2-2. 双胴(Twin Vane)ダウンチューブ

Factor の代名詞ともいえるダウンチューブ形状。
空気抵抗を減らすだけでなく、剛性を維持しつつもフレーム内部を効率よく使う設計が可能。フロントフォークから続く気流を整え、リアタイヤ付近の乱流を軽減するという空力的メリットもある。これらの現時点の集大成として最新モデルであるOstroVAM2.0が存在するわけである。

2-3. エアロヒンジ(Aero Hinge)設計

フロントフォークとヘッドチューブの境界部をヒンジ状に処理し、ケーブルの内装化や乱流削減を追求。近年のディスクブレーキモデルでは複雑なケーブルルーティングが要求されるが、このエアロヒンジが整備性と空力性能の両立に貢献。

2-4. 自社工場と Black Inc

Black Inc:Factor 傘下のホイール・コックピットブランド。
フレームとホイール・ハンドル・シートポスト・ステムなどを統合設計することで、より高い空力性能・剛性・快適性バランスを実現。
自社工場でカーボンパーツの一貫生産を行うため、設計変更や試作→量産への反映が速い。現代のバイクはフレーム単体ではなく統合型でコンポーネントを含めたトータル性能の向上を目指している。むしろそうでなければ規定内においては軽量・剛性・そしてエアロ性能のバランスにおける向上がはかれないところまで来ているという現実だと思う。


3. 主要モデルと特徴

3-1. ONE シリーズ

ONE:UCI レギュレーションに沿いながらも、Twin Vane ダウンチューブやエアロヒンジを採用したエアロロード。

3-2. O2 シリーズ

O2:軽量クライミングバイクとして登場。
メイン三角形の構造がシンプルに見えるが、内部のカーボンレイアップで剛性・快適性を細かくチューニング。
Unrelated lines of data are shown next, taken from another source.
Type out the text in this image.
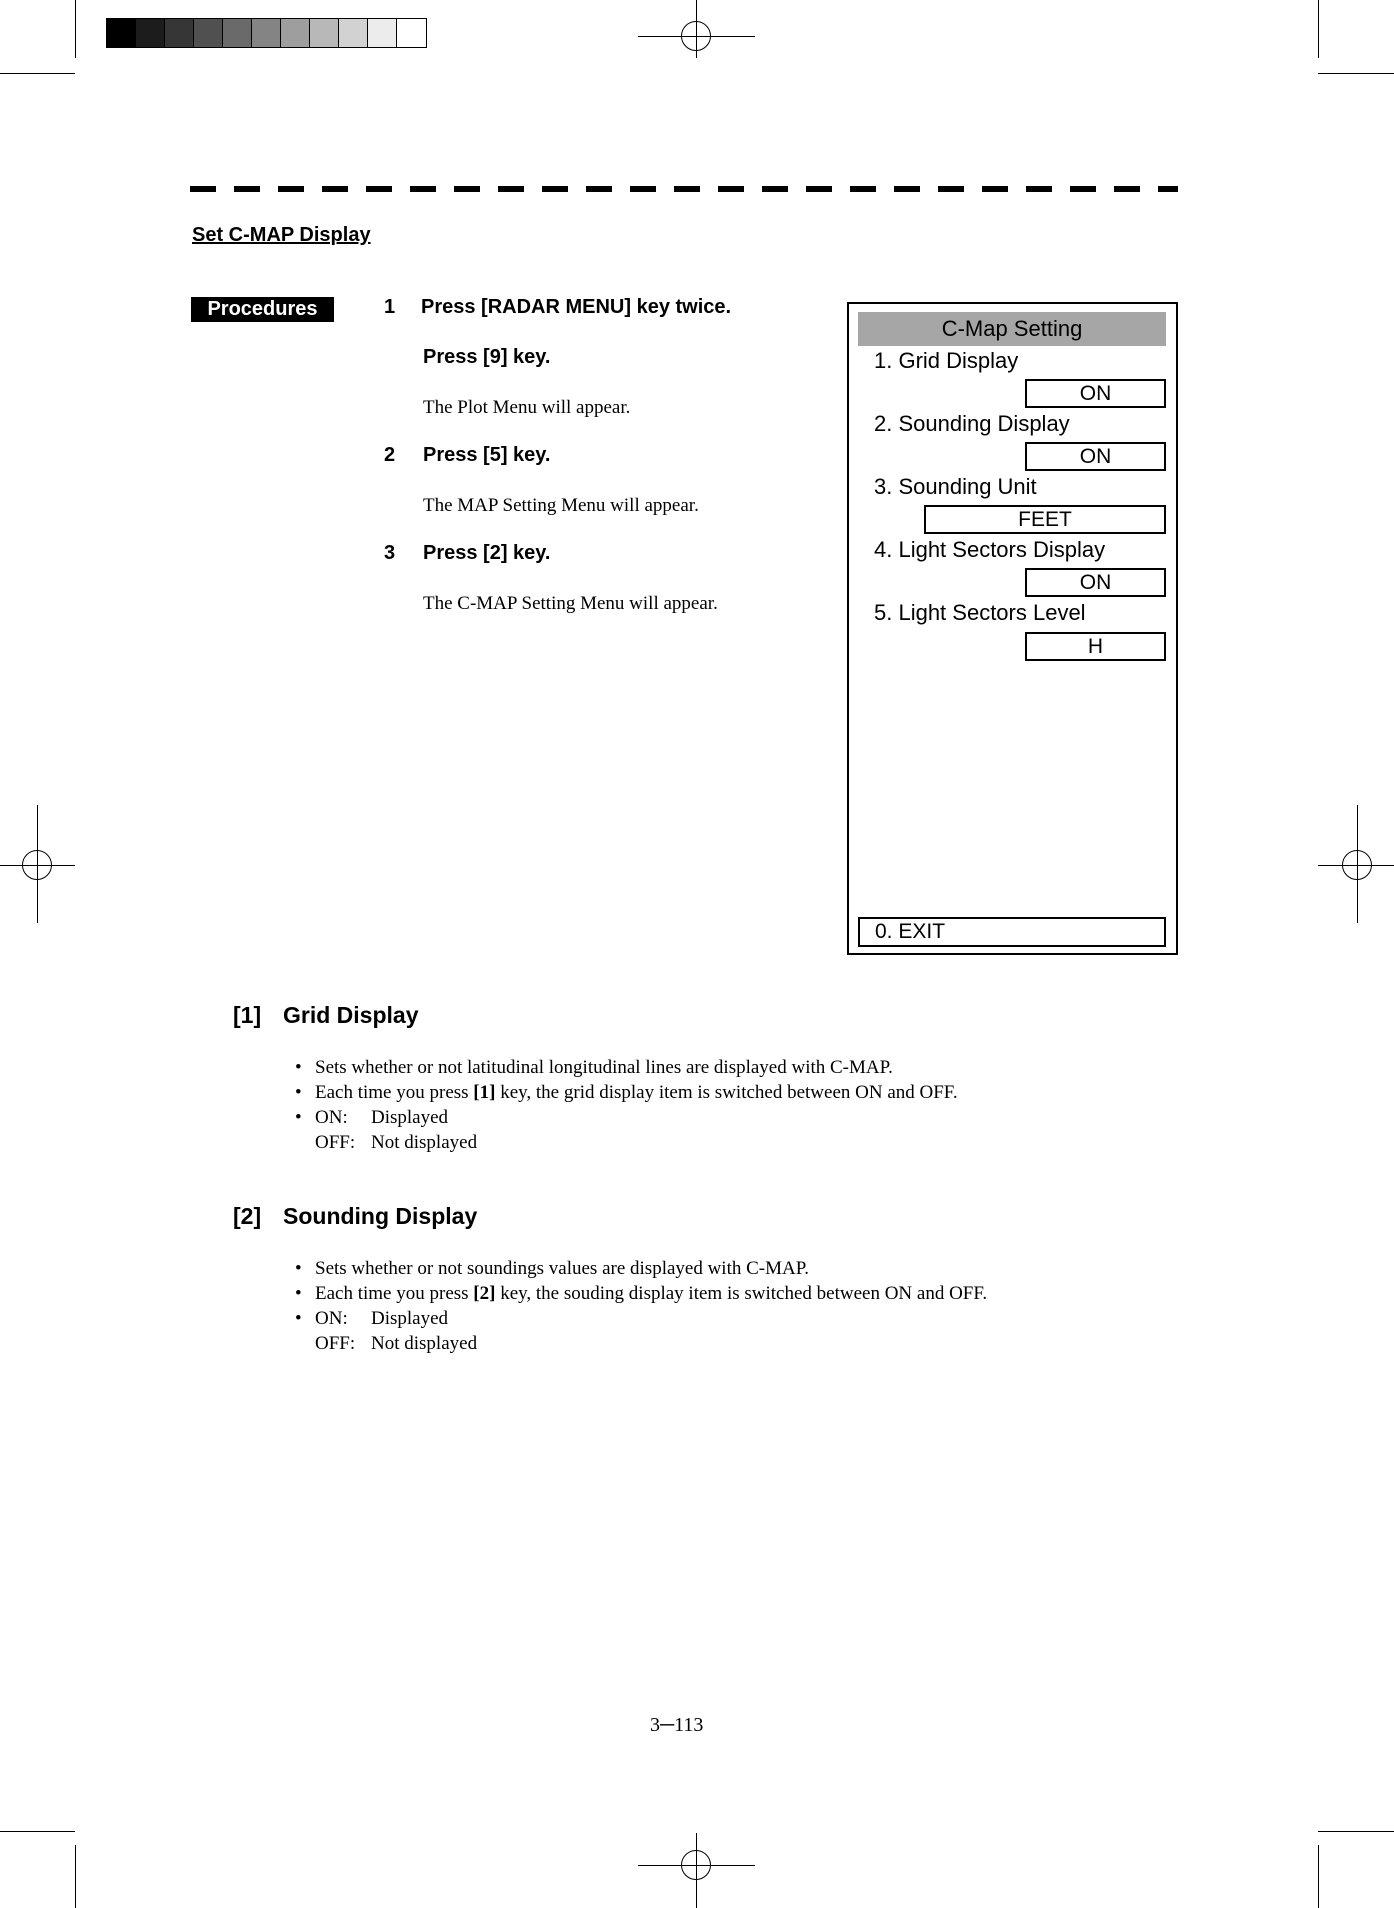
Set C-MAP Display
Procedures	1 Press [RADAR MENU] key twice.
Press [9] key.
The Plot Menu will appear.
2 Press [5] key.
The MAP Setting Menu will appear.
3 Press [2] key.
The C-MAP Setting Menu will appear.
C-Map Setting
1. Grid Display
ON
2. Sounding Display
ON
3. Sounding Unit
FEET
4. Light Sectors Display
ON
5. Light Sectors Level
H
0. EXIT
[1] Grid Display
• Sets whether or not latitudinal longitudinal lines are displayed with C-MAP.
• Each time you press [1] key, the grid display item is switched between ON and OFF.
• ON: Displayed
OFF: Not displayed
[2] Sounding Display
• Sets whether or not soundings values are displayed with C-MAP.
• Each time you press [2] key, the souding display item is switched between ON and OFF.
• ON: Displayed
OFF: Not displayed
3─113
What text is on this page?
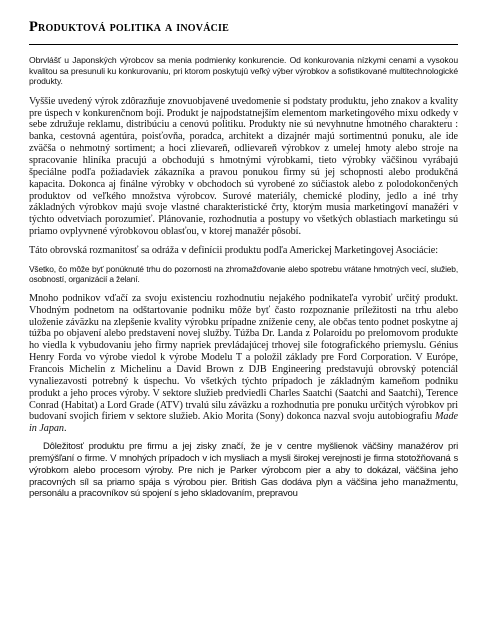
Produktová politika a inovácie
Obrvlášť u Japonských výrobcov sa menia podmienky konkurencie. Od konkurovania nízkymi cenami a vysokou kvalitou sa presunuli ku konkurovaniu, pri ktorom poskytujú veľký výber výrobkov a sofistikované multitechnologické produkty.
Vyššie uvedený výrok zdôrazňuje znovuobjavené uvedomenie si podstaty produktu, jeho znakov a kvality pre úspech v konkurenčnom boji. Produkt je najpodstatnejším elementom marketingového mixu odkedy v sebe združuje reklamu, distribúciu a cenovú politiku. Produkty nie sú nevyhnutne hmotného charakteru : banka, cestovná agentúra, poisťovňa, poradca, architekt a dizajnér majú sortimentnú ponuku, ale ide zväčša o nehmotný sortiment; a hoci zlievareň, odlievareň výrobkov z umelej hmoty alebo stroje na spracovanie hliníka pracujú a obchodujú s hmotnými výrobkami, tieto výrobky väčšinou vyrábajú špeciálne podľa požiadaviek zákazníka a pravou ponukou firmy sú jej schopnosti alebo produkčná kapacita. Dokonca aj finálne výrobky v obchodoch sú vyrobené zo súčiastok alebo z polodokončených produktov od veľkého množstva výrobcov. Surové materiály, chemické plodiny, jedlo a iné trhy základných výrobkov majú svoje vlastné charakteristické črty, ktorým musia marketingoví manažéri v týchto odvetviach porozumieť. Plánovanie, rozhodnutia a postupy vo všetkých oblastiach marketingu sú priamo ovplyvnené výrobkovou oblasťou, v ktorej manažér pôsobí.
Táto obrovská rozmanitosť sa odráža v definícii produktu podľa Americkej Marketingovej Asociácie:
Všetko, čo môže byť ponúknuté trhu do pozornosti na zhromažďovanie alebo spotrebu vrátane hmotných vecí, služieb, osobností, organizácií a želaní.
Mnoho podnikov vďačí za svoju existenciu rozhodnutiu nejakého podnikateľa vyrobiť určitý produkt. Vhodným podnetom na odštartovanie podniku môže byť často rozpoznanie príležitosti na trhu alebo uloženie záväzku na zlepšenie kvality výrobku prípadne zníženie ceny, ale občas tento podnet poskytne aj túžba po objavení alebo predstavení novej služby. Túžba Dr. Landa z Polaroidu po prelomovom produkte ho viedla k vybudovaniu jeho firmy napriek prevládajúcej trhovej sile fotografického priemyslu. Génius Henry Forda vo výrobe viedol k výrobe Modelu T a položil základy pre Ford Corporation. V Európe, Francois Michelin z Michelinu a David Brown z DJB Engineering predstavujú obrovský potenciál vynaliezavosti potrebný k úspechu. Vo všetkých týchto prípadoch je základným kameňom podniku produkt a jeho proces výroby. V sektore služieb predviedli Charles Saatchi (Saatchi and Saatchi), Terence Conrad (Habitat) a Lord Grade (ATV) trvalú silu záväzku a rozhodnutia pre ponuku určitých výrobkov pri budovaní svojich firiem v sektore služieb. Akio Morita (Sony) dokonca nazval svoju autobiografiu Made in Japan.
Dôležitosť produktu pre firmu a jej zisky značí, že je v centre myšlienok väčšiny manažérov pri premýšľaní o firme. V mnohých prípadoch v ich mysliach a mysli širokej verejnosti je firma stotožňovaná s výrobkom alebo procesom výroby. Pre nich je Parker výrobcom pier a aby to dokázal, väčšina jeho pracovných síl sa priamo spája s výrobou pier. British Gas dodáva plyn a väčšina jeho manažmentu, personálu a pracovníkov sú spojení s jeho skladovaním, prepravou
O2 VAM:O2 をさらに軽量化し、フレーム単体重量 700g 前後(サイズや塗装による)。山岳ステージやロングクライムにおいて、トッププロの要求に応える剛性重量比を誇る。OSTRO VAM がオールラウンダーとして優秀するぎるために、ツールではあまり見ないが、ロングライドやヒルクライム特化などむしろホビーライダーにとっては選択肢になるのではないかと思ったりする。

3-3. OSTRO シリーズ

OSTRO VAM:
軽量とエアロ性能を両立したオールラウンドモデル。
フラットステージから山岳まですべてこなせる設計を目指し、Factor の代表モデルへ急成長。2023~2024年モデルで細部がアップデートされ、「2.0」として扱われることもある。

FACTOR OSTRO VAM 1.0
FACTOR OSTRO VAM 2.0

3-4. グラベル・オールロードライン

Ostro Gravel:Ostro のエアロコンセプトをグラベルに応用。
大きめのタイヤクリアランスを確保し、悪路でも速度維持を可能にする設計。(ほしい)

Vista:よりエンデュランス寄りの設計で、路面状況を問わないコンフォート性を重視。近年のグラベル市場拡大に伴い、LS や Ostro Gravel に主役の座を譲りつつあるが、オンロード寄りオールロードバイクとして位置づけ。

3-5. TT / トライアスロン

Slick:Factor のタイムトライアル / トライアスロン向けモデル。
ヘッドチューブ形状やホイールベースなどに大胆なアプローチを施し、空力を最優先。ワイヤー完全内装や調整可能なコックピットで、トライアスリートに求められる多様なポジション調整に対応。

4. プロチームとの関わり

4-1. プロデビュー

2016年:イギリスの Proコンチネンタルチーム One Pro Cycling に供給。
レース現場での実用テスト・フィードバックを受けながら、市販モデルの改良を重ねる。ここからがFactorの快進撃といってよいかと思う。

4-2. ワールドツアーでの飛躍

2017年:フランスのワールドツアーチーム AG2R La Mondiale(当時)と契約。ツール・ド・フランスなどでロマン・バルデらが Factor バイクを使用。
高剛性ゆえのスプリント性能と軽量モデルの充実で、山岳・平坦を問わず高い評価を得る。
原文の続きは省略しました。